3.5音楽だけでなく「絵」も楽しめる映画。

2017年3月5日
PCから投稿

悲しい

楽しい

「パリのアメリカ人」「シェルブールの雨傘」といった、過去のミュージカル映画の感覚を現代に持ち込んだ作品。

それに加えて個人的に特に楽しんだのは、この映画の色。近年の映画は映画の色彩がドキュメンタリータッチの冷たい色使いか、ポストプロダクションの過剰な(簡単に言えばケバイ)ものばかりで、画面自体の配色にはっとする、というような事が少なくなってしまった。この映画では黄金時代のクラシック映画が持っていたようなカラフルな色彩を堪能する事が出来る。

数年前のアカデミー賞受賞作、「アーティスト」も過去のハリウッドへのオマージュだったが、クラシック映画への愛情が非常に表面的で、当時の雰囲気をなぞりたいだけというような映画だった。それに比べてこの映画は単なる「再現」ではなく、様々なアイデアを散りばめながら、古いものを現代的な新しい感覚へとちゃんと昇華出来ていると思う。

二人の物語が四季になっているために、けんかの場面が急な印象(ケンカがエスカレートする過程に無理がある。

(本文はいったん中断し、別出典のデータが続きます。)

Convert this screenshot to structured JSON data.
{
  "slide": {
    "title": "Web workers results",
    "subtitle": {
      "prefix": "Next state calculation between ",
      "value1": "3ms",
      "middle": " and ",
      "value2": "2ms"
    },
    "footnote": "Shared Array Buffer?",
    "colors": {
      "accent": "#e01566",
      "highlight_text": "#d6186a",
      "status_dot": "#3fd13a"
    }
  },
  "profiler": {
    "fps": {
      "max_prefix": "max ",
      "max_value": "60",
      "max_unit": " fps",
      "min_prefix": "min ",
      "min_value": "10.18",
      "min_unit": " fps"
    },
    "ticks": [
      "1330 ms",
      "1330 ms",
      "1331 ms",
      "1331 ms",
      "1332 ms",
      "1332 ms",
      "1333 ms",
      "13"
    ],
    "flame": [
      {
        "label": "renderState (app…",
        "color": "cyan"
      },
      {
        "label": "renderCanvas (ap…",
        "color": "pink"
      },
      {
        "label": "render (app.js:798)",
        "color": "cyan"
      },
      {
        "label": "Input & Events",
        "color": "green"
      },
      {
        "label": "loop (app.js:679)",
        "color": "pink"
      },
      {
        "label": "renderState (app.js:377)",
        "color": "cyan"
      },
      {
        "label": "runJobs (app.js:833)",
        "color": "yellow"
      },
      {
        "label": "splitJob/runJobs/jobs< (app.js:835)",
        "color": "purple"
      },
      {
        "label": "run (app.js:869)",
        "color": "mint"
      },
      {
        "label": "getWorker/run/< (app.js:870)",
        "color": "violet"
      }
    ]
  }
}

)になってしまっている点や、肝心のジャズ音楽が何回も繰り返される2曲を除いては、それほど印象に残らない所など気になる箇所も無くはない。

それでも、映画全体としてはすごく堪能したし、「映画は政治的でなければならない」「政治的な映画の方が偉い」というような最近の映画のあり方にうんざりしている自分としては、こういう映画にがんばってほしいと思う。

メッセージがない?そうではなくて、「映画が好き」、「音楽が好き」。芸術への情熱、それ自体が、この映画のメッセージだと思う。